The results demonstrated that the model was able to accurately estimate the hourly concentrations of five major PMs.2.5 Chemical composition: sulfates, nitrates, ammonium, organics, elements. Across independent test sets, the correlation coefficient was greater than 0.91, and the root mean square error ranged from 0.31 to 2.66 micrograms per cubic meter. The model successfully reproduced daily and hourly variations, including sharp increases during pollution episodes, and showed strong generalization performance when applied to the original time series data. “Our results show that it is possible to obtain reliable chemical composition information without expensive chemical analysis.” Professor Yang explains: “This approach can significantly expand access to high resolution by combining deep learning with routinely available monitoring data. afternoon2.5 Chemical information. ”

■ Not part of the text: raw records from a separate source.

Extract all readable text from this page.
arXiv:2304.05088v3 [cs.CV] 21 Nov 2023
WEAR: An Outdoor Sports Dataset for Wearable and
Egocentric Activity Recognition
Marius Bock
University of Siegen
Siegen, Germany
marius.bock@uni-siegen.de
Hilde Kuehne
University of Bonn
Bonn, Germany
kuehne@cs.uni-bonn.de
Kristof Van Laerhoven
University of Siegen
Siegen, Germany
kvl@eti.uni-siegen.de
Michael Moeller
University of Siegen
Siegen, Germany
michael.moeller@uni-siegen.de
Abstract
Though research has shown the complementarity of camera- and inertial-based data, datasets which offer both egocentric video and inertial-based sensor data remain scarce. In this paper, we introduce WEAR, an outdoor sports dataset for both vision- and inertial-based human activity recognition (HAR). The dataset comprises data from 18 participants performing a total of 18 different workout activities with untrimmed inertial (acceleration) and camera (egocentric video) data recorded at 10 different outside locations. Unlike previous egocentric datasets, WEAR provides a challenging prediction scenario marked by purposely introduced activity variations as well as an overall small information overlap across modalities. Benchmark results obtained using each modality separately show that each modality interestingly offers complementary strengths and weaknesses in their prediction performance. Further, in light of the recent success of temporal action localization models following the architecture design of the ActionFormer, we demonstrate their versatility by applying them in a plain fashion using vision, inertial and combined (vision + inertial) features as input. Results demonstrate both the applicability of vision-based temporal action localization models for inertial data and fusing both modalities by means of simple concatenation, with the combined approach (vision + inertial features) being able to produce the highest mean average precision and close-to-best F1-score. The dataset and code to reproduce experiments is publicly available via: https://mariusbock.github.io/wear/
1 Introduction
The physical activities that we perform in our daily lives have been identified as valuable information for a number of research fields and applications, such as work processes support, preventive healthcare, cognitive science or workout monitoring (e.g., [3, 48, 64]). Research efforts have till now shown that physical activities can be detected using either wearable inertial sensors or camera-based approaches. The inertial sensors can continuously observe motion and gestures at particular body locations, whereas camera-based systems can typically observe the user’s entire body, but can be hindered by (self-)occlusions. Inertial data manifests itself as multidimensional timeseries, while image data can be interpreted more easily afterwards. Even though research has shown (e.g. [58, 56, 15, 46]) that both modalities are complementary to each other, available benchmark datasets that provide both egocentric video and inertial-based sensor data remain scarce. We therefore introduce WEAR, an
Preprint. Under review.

The developed CNN-BiLSTM-BO framework consistently showed superior performance when compared with traditional machine learning models such as multiple linear regression, support vector machines, random forests, and standalone long short-term memory networks. It also showed clear advantages compared to widely used global reanalysis datasets, with higher errors and weaker agreement with ground observations. To increase interpretability, the researchers used a random forest approach to analyze the importance of features. They PM2.5,afternoon1The most influential variables overall were visibility and temperature. Furthermore, seasonal differences revealed important atmospheric processes, such as an increased role of volatile organic compounds and ozone in organic matter formation in summer, and a stronger influence of sulfur dioxide on sulfate formation in winter, reflecting heating-related emissions.
“Linking model predictions to physical and chemical factors ensures that AI-based tools are not only accurate, but also scientifically meaningful. ” Professor Yang says.
Although the study focuses on one city and two seasons, the researchers emphasize that the framework is flexible and scalable. Additional data from other regions, seasons, and physical constraints can be used to improve spatiotemporal coverage and expand to support broader air quality management efforts.
Overall, this study highlights the potential of deep learning to fill critical data gaps, strengthen pollution monitoring systems, and support evidence-based strategies to protect public health and environmental sustainability.
***
reference
DOI: 10.1016/j.jes.2024.03.037
Disclaimer: AAAS and EurekAlert! We are not responsible for the accuracy of news releases posted on EurekAlert! Use of Information by Contributing Institutions or via the EurekAlert System.